The Spanish Anarchists:
AK Press provides an admirable service reprinting this book first published in 1977 and long out of print. 31 of the original 32 illustrations are reproduced here with the unfortunate exception of the most useful one, the map of Spain. A new "Preface" replaces the original introduction, another sad loss since a comparison is useful. Recent comments on both sides of the Atlantic indicate that this book was not carefully read or well-remembered even among Amarchists. It is to be hoped that making this book generally available again will eliminate those silly mistakes.

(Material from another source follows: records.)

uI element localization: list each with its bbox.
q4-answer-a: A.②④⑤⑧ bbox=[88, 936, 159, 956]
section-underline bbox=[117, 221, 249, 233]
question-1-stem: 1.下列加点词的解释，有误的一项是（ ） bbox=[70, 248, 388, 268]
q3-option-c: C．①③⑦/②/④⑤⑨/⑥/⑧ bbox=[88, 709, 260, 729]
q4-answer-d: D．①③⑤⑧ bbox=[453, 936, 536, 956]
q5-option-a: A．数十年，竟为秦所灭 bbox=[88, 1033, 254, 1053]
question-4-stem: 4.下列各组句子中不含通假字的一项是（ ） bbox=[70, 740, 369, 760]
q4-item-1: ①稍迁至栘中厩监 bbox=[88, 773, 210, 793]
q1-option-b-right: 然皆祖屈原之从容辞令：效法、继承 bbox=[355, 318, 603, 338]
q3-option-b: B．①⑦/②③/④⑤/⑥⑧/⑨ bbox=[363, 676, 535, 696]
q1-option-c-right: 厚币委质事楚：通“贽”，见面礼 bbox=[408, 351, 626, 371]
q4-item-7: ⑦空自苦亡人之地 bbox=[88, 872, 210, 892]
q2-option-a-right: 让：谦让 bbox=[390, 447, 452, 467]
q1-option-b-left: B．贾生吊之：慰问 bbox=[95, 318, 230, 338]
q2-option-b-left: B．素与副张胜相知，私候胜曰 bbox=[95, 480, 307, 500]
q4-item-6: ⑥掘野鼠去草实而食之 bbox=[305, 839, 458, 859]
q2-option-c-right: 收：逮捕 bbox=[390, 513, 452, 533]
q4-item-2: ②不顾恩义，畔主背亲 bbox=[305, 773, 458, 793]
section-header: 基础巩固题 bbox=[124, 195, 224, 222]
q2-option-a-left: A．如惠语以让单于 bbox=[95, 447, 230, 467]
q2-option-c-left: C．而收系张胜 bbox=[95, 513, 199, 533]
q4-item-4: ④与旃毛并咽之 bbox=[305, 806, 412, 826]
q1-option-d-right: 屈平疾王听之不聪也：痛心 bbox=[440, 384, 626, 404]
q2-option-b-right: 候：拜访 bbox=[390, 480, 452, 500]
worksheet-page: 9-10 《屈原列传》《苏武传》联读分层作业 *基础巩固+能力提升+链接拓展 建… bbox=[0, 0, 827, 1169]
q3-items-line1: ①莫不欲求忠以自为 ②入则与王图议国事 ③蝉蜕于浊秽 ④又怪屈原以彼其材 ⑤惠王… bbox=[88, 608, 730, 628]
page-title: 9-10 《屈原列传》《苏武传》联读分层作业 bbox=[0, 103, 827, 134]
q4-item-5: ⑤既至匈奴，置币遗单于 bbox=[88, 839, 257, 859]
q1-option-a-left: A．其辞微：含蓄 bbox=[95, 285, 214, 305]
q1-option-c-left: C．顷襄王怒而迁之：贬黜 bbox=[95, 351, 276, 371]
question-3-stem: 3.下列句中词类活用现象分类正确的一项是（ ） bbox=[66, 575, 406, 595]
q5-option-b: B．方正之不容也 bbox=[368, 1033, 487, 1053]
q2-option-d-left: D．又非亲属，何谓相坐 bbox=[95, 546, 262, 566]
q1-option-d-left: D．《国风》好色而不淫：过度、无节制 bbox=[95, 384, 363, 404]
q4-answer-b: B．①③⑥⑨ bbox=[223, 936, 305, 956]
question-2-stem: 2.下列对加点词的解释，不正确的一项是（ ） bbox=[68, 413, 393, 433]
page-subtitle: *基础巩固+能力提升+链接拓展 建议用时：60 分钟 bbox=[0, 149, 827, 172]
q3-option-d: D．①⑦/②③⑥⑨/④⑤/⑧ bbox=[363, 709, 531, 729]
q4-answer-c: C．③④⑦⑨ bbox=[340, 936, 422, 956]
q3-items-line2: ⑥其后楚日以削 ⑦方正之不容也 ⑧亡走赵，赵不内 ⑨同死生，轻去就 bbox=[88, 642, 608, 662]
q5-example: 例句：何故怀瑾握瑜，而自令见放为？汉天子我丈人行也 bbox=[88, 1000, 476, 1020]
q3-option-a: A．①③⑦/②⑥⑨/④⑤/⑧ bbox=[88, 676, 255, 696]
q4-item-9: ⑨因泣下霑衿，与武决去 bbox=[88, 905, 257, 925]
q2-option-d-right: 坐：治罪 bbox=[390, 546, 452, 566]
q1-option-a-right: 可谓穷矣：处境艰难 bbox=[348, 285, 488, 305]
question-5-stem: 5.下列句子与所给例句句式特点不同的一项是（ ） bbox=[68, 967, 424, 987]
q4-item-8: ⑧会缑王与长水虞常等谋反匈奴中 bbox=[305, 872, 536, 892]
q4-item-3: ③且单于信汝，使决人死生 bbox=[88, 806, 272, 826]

Bookchin energetically disputes the idea that Spanish Anarchists are the "amorphous mass" of primitive rebels "described by Brenan and Hobsbawm." (p. 159) He begins his history with Giuseppi Fanelli's visit to Spain in October/November 1868 bringing Bakunin's collectivist ideas to the already organized workers and peasants. They fell on fertile ground, the "intense localism of Spanish social life: the patria chica...an almost untranslatable term that denotes the village and its immediate region -- in short, the living arena of the rural Spaniard's world....not merely a geographical or political unit, but the unit of society in every context". (p. 34-35) "Spanish Anarchism tried to sift the more positive features of the pueblo from its reactionary social characteristics and rear its concept of the future on the mutualism of village life." (p. 36)
Because of this emphasis on localism and the treatment of the working poor by various governments -- monarchy, dictatorships, and elected rulers -- as well as the absentee landlord situations, even the gradually growing industrialization and the migration of peasants to cities as workers, potential workers, and unemployed workers, didn't eliminate the growth of Anarchism as independent affinity groups. When the various groups joined together as a network in October 1910, as the CNT (National Confederation of Labor), they retained their independent nature (p. 144). In the cities the unions were sometimes groups of the same or similar crafts, but the stronger emphasis was on locality and diversity, and in small cities and in the rural areas the affinity groups were formed on the basis of locality rather than crafts. (e.g. see the discussion of the "congress of Sans," Barcelona, 1918 and the diagram of CNT organization, p. 187)
This is all important to the long and complex history of Spanish Anarchism because throughout its development until 1936-7 and through the various struggles between moderates and centralists on the one hand and active revolutionists and independents on the other, the focus was always on a revolution which would lead beyond the work place to a whole new life of free development in education, in relations between the sexes and between generations, in social organization, and in individual development and choices. Such was the case even among Anarchosyndicalists who, Bookchin asserts, were usually more anarchists than they were syndicalists. (pp. 119-126)
Murray Bookchin writes engagingly with clarity and in great detail on the development of Spanish Anarchism in its social context from early membership in the International through the years to the gathering of the independent groups into the CNT in 1910, the creation of the separate but connected Iberian Anarchist Federation (FAI) in 1927, up to 1936. He fills in the details of the development of the well known groups as well as their often fluxuating positions, including the often nasty struggles between them, and there were the struggles within the CNT between moderates and syndicalists who tended toward reform and centralization and the Anarchist collectivists and later the affinity groups of the FAI who stood for revolution and a new way of life beyond the work place. Bookchin ends his history on July 18, 1936: "The generals' uprising had begun -- but so too had the libertarian social revolution." (p. 276)
In his final chapter, "Concluding Remarks," Bookchin summarizes his argument for the continuing importance of Spanish Anarchism, especially in his final long paragraph beginning, "Yet the Spanish Anarchists left behind a tangible reality that has considerable relevance for social radicalism today." (p. 288)
This is the one essential history of Spanish Anarchism and should be read by anyone interested in the subject. Bookchin didn't write his projected second volume on the revolution and civil war, but he has written essays on the subject: in Our Generation, Vol. 17, No. 2 (Spring/Summer 1986) and in Anarchist Studies, Vol. 1, No. 1 (Spring 1993) are two. In another sense, he didn't have to write a second volume. He names seven books on the subject in his "Preface," six of which I list below plus two others, which are necessary works for understanding Spanish Anarchism. He dismisses Gabriel Jackson's The Spanish Republic and Civil War, 1931-1939 (Princeton, 1965) agreeing with Noam Chomsky's extended criticism in "Objectivity and Liberal Scholarship," American Power and the New Mandarins (New York, 1969), and Hugh Thomas's The Spanish Civil War (New York, 1961) agreeing with Vernon Richard's extended criticism in "July 19, 1936: Republic or Revolution?" Anarchy, No. 5 (London, 1961).